SoftBank Group Corp. is considering seeking a valuation of about $90 billion for its domestic wireless business in a planned initial public offering, according to people familiar with the matter.
SoftBank is speaking to advisers about selling a third — or about $30 billion — of the business in the IPO, the people said, asking not to be named as the talks aren’t public. Discussions are preliminary and the final valuation will depend on investors’ feedback, they said.
A representative for SoftBank declined to comment.
A $30 billion-IPO would make SoftBank Mobile the largest listing ever. Alibaba Group Holding Ltd. made its market debut in 2014 with a $25 billion offering, the biggest so far. SoftBank is seeking a higher price-to-earnings premium for its wireless business than its closest publicly traded peers, NTT Docomo Inc. and KDDI Corp., the people said. Shareholders believe the cash-rich company’s guaranteed dividend yield as well as its technology partnerships and the benefits of being linked to the parent firm, may help achieve that higher valuation, they said.
NTT Docomo ended Monday with a market value of almost $100 billion, while KDDI was at about $70 billion.
The SoftBank unit could be listed as early as the fourth quarter, the people said. Other companies coming to market this year with high expectations on valuations have found investors don’t always agree with them. Chinese smartphone maker Xiaomi Corp. currently has a market value of almost $50 billion following its debut in July, or just half of the figure touted when it began the process in 2017.
SoftBank founder Masayoshi Son said in his investor presentation Monday that he’s working toward a listing on the Tokyo Stock Exchange. The division’s free cash flow more than doubled to 154 billion yen ($1.4 billion) in the three months ended June.

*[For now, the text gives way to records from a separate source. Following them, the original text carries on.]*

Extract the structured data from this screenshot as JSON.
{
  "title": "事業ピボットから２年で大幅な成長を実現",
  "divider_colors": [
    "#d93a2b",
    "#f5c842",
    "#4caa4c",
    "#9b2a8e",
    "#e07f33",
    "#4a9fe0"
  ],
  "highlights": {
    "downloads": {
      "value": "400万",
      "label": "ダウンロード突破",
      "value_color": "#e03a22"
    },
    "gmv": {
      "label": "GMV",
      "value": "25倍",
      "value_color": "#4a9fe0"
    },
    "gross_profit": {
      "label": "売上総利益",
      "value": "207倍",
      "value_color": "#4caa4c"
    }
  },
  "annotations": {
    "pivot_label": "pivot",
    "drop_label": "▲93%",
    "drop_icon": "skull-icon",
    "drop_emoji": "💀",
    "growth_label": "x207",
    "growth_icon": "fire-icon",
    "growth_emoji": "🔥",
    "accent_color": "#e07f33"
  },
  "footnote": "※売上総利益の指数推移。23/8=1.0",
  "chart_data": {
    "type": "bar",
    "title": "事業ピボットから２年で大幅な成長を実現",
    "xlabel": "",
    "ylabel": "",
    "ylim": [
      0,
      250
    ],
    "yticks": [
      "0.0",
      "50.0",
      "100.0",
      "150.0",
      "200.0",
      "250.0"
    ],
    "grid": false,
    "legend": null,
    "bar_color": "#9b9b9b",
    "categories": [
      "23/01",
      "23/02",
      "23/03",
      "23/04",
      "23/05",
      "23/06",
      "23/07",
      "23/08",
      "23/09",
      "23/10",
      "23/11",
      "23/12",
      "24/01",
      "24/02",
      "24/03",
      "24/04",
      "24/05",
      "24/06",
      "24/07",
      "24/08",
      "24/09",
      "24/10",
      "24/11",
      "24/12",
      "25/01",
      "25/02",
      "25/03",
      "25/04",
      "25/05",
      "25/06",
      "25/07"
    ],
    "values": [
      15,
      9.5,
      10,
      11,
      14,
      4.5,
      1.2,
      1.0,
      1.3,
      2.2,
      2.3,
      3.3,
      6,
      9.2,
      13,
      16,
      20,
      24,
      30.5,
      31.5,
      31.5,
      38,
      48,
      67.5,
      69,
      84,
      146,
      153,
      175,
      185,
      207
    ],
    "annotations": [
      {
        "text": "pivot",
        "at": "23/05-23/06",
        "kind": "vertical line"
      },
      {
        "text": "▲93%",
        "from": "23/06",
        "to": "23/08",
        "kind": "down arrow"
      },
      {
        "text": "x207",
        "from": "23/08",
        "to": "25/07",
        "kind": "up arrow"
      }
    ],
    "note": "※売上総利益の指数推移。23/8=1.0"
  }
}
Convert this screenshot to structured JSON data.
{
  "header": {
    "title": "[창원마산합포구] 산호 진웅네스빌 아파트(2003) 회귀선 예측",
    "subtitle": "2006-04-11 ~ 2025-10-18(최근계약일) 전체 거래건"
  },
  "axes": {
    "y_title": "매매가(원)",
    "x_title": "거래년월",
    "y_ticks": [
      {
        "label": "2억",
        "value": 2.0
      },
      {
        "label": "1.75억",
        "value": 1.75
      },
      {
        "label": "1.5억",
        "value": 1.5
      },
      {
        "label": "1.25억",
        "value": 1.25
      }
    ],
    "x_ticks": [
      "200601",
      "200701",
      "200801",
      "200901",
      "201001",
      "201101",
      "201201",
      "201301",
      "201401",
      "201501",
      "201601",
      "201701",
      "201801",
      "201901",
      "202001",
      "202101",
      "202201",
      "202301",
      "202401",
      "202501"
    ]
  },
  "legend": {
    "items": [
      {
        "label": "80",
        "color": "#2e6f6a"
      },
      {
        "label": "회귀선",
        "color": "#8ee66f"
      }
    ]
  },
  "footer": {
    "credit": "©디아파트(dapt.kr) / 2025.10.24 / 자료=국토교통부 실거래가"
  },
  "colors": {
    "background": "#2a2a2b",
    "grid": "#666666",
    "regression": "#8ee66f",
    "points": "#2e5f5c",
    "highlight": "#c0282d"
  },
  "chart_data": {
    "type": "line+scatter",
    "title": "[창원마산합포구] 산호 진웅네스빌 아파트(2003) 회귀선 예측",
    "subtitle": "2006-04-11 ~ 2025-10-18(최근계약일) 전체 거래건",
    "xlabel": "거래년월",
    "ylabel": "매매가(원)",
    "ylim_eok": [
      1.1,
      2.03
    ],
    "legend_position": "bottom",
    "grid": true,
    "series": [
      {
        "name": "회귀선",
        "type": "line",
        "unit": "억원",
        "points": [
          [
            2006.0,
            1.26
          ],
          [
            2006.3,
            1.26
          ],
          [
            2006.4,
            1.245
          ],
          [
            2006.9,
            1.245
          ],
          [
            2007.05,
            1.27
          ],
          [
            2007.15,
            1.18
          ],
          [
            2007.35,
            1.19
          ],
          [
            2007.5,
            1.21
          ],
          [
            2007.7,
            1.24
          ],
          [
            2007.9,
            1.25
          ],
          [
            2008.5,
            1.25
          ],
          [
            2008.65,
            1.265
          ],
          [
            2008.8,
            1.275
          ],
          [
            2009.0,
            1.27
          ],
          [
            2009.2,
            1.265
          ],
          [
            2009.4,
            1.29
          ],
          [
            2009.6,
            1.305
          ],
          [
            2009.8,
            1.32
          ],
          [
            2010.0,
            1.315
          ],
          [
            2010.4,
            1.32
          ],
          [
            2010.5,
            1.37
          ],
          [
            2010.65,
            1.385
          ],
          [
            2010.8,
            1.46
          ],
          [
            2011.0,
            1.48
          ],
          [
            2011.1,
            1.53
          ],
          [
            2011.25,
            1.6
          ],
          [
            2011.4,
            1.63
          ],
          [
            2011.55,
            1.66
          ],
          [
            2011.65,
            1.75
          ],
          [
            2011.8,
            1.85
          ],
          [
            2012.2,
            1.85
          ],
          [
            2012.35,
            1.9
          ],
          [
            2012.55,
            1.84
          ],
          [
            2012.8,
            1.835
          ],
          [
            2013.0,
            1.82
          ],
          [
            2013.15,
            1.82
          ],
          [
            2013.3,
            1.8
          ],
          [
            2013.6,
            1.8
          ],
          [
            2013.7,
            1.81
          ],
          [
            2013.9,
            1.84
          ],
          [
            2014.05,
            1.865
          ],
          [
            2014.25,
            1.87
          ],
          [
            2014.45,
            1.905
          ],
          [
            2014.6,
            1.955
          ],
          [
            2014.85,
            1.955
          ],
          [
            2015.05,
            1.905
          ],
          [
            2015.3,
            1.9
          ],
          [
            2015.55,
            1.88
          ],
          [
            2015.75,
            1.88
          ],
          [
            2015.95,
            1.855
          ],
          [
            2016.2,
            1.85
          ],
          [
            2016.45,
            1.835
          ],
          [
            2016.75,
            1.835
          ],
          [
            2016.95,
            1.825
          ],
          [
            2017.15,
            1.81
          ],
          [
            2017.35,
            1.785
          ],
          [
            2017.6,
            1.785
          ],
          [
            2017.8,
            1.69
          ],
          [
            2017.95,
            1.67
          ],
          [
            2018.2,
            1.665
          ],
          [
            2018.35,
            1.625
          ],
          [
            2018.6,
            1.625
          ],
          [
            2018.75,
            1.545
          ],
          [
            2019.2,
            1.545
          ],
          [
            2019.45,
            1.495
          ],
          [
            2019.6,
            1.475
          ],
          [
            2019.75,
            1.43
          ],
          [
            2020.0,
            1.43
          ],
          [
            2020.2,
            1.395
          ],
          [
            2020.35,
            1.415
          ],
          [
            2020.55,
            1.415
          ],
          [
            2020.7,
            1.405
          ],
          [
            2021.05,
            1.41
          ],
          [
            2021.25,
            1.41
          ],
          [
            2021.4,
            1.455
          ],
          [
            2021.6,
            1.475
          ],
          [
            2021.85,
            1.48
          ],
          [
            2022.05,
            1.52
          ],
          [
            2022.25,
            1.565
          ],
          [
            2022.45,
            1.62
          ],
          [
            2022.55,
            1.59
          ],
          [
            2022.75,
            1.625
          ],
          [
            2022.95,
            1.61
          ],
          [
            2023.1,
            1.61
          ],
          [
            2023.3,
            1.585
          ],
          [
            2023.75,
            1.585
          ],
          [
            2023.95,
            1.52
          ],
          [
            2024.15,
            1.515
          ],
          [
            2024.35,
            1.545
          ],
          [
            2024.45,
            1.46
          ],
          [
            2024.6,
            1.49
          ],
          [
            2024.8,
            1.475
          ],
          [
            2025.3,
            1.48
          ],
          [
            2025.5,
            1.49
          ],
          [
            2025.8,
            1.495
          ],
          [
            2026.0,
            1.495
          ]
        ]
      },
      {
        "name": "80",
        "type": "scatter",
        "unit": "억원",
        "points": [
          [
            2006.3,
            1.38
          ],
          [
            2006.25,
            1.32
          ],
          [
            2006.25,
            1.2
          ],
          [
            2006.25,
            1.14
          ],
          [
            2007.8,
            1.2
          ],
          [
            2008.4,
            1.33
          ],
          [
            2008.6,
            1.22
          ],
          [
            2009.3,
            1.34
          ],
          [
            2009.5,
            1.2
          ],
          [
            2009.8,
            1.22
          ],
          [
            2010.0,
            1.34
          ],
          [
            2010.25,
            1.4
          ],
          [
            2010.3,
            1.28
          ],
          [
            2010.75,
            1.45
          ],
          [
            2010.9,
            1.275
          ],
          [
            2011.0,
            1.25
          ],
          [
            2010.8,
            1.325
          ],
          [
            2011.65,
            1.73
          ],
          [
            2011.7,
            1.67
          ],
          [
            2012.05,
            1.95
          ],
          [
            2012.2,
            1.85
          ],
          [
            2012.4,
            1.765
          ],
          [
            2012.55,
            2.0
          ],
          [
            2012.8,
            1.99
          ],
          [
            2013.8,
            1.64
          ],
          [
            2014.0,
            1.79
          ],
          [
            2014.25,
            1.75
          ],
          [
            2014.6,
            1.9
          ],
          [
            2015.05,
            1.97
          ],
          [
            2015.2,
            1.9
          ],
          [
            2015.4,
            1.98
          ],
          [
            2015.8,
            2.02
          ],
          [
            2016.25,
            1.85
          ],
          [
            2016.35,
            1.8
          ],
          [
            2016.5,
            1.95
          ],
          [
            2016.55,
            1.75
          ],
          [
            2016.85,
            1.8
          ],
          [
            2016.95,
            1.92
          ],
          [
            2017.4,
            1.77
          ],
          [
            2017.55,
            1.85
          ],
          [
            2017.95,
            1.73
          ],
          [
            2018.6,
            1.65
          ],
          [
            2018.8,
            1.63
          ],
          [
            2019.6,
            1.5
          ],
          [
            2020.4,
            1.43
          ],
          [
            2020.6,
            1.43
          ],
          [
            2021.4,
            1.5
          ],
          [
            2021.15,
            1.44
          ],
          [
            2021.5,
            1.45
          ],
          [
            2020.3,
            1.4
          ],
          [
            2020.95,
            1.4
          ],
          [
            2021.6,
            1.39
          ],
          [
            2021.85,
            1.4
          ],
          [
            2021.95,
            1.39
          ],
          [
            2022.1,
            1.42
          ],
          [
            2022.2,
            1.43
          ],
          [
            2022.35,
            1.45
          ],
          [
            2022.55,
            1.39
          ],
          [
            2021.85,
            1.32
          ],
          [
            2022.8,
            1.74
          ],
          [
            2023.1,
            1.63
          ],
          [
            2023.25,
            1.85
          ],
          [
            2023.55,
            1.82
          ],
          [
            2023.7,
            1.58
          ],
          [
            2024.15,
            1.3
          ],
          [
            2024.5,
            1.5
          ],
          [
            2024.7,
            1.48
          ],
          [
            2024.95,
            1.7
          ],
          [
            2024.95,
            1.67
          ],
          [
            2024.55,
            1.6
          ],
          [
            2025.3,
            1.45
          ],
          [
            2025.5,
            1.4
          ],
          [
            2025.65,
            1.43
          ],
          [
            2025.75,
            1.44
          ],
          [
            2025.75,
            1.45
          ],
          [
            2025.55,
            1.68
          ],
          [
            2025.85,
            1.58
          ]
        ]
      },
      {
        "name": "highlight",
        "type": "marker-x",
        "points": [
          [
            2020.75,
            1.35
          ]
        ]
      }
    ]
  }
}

The internet has been at the heart of Son’s vision of the future for years. During the advent of mobile internet via the smartphone, the billionaire got exclusive rights to sell the iPhone in Japan.
But recently, Son has begun turning SoftBank into a giant investment portfolio — with money injected into industries ranging from ride-hailing to co-working spaces — while looking to offload mobile assets. In April, SoftBank agreed to sell a controlling stake in Sprint Corp. — its U.S. telecommunications business — to T-Mobile US Inc.